We construct three cases:

  1. using Graph Runtime, the input batch size is fixed at compilation. “Graph Runtime”
  2. using VM Runtime, the input batch size is fixed at compilation. “VM Static”
  3. using VM Runtime, the input batch relies on “relay.Any()” to do the compilation, which could support dynamic batch size with only one compilation for different batch sizes. “VM Dynamic”

We measure the inference run time in unit of “ms” . The results are as following:

We found that the for the fixed batch size case, the VM runtime is slower than Graph Runtime and can be up to 2 times. We guess this comes from the additional execution of AllocStorage and AllocTensor in VM runtime.

For the dynamic batch size case, the VM runtime is slower than the VM runtime with fixed batch size, which can be up to 4.5 times. We found that, there are many additional instructions for calculating the tensor shape in dynamic input size case. For example, the number of VM instructions with static batch size is only 22, while the number of VM instructions to support dynamic batch size is 85!!

So, it seems that compared with GraphRuntime, VM runtime has some performance degradation. And with dynamic input size from “relay.Any()”, the performance degradation is even larger due to the calculation for the tensor shape. What to think of such a performance degradation in VM runtime and dynamic shape case? Is there any possible future plan to further increase the efficiency of the VM runtime, especially for the dynamic shape support?

Thank you so much!

1 Like

Are you running this on GPU or CPU? The performance degradation is expected on GPU as we need the heterogenous runtime support to avoid redundant memory copy between CPU and GPU. @zhiics is currently working on this.

Besides, @jroesch is working on the memory planning for dynamic shape cases to reduce the total number of memory allocations and reuse the buffer as much as possible.

Hi there, on top of answering Haichen’s questions can you share your example programs that you used to generate this data? we actively improving and working on VM to close the parity gap with the graph runtime.

Thank you for the response! I try it using the cpu backend and target with “llvm”.

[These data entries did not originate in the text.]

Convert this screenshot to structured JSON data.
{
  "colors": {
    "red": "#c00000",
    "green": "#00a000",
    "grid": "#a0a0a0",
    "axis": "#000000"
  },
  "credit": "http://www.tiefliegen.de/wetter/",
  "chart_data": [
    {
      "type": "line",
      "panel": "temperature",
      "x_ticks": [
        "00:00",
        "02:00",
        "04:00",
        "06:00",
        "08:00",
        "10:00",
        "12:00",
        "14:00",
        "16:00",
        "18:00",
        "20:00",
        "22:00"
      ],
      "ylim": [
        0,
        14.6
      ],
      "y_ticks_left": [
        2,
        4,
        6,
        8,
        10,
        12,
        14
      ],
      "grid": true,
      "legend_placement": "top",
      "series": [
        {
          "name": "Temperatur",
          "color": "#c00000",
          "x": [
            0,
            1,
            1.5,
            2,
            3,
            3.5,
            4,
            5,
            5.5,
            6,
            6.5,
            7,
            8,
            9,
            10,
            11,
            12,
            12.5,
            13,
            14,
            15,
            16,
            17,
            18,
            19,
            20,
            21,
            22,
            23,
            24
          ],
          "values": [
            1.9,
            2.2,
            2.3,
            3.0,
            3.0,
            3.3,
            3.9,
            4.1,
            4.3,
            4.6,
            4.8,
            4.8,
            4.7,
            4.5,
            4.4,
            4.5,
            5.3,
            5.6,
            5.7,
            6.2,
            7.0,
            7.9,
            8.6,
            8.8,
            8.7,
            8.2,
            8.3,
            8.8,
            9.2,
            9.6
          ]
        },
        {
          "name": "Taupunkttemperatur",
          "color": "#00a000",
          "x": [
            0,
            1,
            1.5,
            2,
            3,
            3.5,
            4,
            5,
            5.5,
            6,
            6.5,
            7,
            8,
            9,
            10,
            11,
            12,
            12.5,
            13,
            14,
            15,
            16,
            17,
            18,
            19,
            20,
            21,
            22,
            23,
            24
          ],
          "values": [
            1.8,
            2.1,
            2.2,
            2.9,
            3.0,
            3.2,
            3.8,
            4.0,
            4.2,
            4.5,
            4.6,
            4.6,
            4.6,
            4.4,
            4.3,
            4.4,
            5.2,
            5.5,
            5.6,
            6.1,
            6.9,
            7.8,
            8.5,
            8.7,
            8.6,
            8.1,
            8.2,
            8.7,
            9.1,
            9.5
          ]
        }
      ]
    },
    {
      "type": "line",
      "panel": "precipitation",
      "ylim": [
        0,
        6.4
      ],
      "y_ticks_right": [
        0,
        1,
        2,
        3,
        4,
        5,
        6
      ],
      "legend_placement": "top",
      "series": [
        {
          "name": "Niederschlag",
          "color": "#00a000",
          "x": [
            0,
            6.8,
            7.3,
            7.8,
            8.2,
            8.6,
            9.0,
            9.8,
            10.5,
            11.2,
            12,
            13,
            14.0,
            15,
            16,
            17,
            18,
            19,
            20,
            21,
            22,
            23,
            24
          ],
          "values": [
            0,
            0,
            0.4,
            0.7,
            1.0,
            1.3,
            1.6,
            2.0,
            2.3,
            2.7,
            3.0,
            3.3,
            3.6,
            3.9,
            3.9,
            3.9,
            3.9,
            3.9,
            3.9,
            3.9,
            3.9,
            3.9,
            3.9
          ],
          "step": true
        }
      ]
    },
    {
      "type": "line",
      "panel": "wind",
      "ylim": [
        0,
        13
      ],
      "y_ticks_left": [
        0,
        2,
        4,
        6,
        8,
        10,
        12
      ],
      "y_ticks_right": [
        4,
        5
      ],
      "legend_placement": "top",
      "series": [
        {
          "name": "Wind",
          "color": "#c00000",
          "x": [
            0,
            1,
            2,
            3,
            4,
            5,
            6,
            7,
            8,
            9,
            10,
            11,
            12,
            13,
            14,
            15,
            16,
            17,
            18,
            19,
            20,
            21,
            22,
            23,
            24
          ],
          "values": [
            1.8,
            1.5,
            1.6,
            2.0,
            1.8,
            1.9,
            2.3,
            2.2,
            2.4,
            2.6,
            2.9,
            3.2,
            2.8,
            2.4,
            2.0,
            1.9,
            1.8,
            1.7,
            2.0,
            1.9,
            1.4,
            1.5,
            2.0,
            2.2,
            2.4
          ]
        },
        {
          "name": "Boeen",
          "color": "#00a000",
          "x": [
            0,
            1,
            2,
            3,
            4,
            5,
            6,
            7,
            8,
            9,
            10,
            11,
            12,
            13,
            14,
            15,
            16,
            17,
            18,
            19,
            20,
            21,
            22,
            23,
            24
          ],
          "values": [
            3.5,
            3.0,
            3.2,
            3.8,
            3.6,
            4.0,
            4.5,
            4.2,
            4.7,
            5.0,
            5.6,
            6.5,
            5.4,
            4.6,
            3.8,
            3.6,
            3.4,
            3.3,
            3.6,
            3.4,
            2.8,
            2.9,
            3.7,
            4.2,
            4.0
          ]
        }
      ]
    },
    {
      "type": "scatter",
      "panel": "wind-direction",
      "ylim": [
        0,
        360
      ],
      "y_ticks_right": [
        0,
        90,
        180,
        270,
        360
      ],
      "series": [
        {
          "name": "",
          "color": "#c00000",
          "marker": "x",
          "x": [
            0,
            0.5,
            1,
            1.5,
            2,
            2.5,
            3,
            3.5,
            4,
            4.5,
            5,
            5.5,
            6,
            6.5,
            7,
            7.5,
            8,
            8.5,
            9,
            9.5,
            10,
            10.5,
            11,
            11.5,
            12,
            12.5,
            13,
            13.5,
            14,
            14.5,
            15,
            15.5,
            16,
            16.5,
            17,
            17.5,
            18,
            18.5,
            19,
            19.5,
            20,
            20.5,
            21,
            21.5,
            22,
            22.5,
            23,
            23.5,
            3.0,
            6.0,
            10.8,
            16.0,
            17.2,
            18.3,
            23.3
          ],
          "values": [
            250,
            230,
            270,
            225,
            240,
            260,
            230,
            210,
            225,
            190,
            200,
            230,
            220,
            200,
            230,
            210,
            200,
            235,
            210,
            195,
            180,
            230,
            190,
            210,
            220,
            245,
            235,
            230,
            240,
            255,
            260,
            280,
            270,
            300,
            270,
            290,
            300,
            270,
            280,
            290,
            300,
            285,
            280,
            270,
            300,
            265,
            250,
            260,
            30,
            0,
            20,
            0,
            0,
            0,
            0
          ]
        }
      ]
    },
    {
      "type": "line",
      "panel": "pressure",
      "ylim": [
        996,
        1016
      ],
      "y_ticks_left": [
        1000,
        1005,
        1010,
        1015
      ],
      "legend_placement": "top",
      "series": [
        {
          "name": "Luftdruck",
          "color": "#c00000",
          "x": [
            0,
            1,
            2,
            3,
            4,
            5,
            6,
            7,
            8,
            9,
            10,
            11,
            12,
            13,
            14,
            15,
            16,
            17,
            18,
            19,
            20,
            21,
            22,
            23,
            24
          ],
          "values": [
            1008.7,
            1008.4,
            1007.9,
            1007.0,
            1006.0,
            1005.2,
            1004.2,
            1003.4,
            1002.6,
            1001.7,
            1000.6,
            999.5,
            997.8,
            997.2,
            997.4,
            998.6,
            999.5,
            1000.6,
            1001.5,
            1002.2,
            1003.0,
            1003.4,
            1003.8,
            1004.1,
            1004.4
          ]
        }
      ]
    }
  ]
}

Thank you for the response! Yeah, I can share the code: Following is the code for evaluate the Graph Runtime performance:

def evaluate_graph_runtime(batch_size):
    mod, params, data_shape, out_shape = get_net(batch_size)
    with relay.build_config(opt_level=3):
        graph, lib, params = relay.build(mod, target=target, target_host = target, params=params)
    from tvm.contrib import graph_runtime
    m = graph_runtime.create(graph, lib, ctx)
    m.set_input(**params)
    input_shape = (batch_size, 1024)
    data_tvm = (np.random.uniform(size=input_shape)).astype(dtype)
    m.set_input('data', data_tvm)
    m.run()
    start_time = datetime.datetime.now()
    for i in range (100):
        m.set_input('data', data_tvm)
        m.run()
    end_time = datetime.datetime.now()
    tvm_time = end_time - start_time

Following is the code for evaluate the VM Runtime performance with “isany” to specify the dynamic shape or not:

def evaluate_vm_runtime(batch_size, isany=False):
    batch_size_ = batch_size
    if isany:
        batch_size_ = relay.Any()
    mod, params, data_shape, out_shape = get_net(batch_size_)
    exe = compile(mod, target="llvm", params=params)
    vm = vm_rt.VirtualMachine(exe)
    vm.init(ctx)
    input_shape = (batch_size, 1024)
    data_tvm = tvm.nd.array((np.random.uniform(size=input_shape)).astype(dtype))
    input_list = [data_tvm]
    vm.run(input_list)
    start_time = datetime.datetime.now()
    for i in range(100):
        vm.run(input_list)
    end_time = datetime.datetime.now()
    tvm_time = end_time - start_time

To get the network, using the following code:

def get_net(batch_size):
    input_shape = (batch_size, 1024)
    output_shape = (batch_size, 128)
    data = relay.var("data", shape=input_shape, dtype=dtype)
    dense0 = relay.testing.layers.dense_add_bias(data=data, units=512, name='fc0')
    dense1 = relay.testing.layers.dense_add_bias(data=dense0, units=256, name='fc1')
    dense2 = relay.testing.layers.dense_add_bias(data=dense1, units=128, name='fc2')
    func = relay.Function(relay.analysis.free_vars(dense2), dense2)
    mod, params = create_workload(func)
    return mod, params, input_shape, output_shape

Thank you!

@lfengad Have you figured out the reason?

have you tried some pre-trained model instead of a model created from scratch using relay which has dynamic shape input, how is that performance using vm runtime?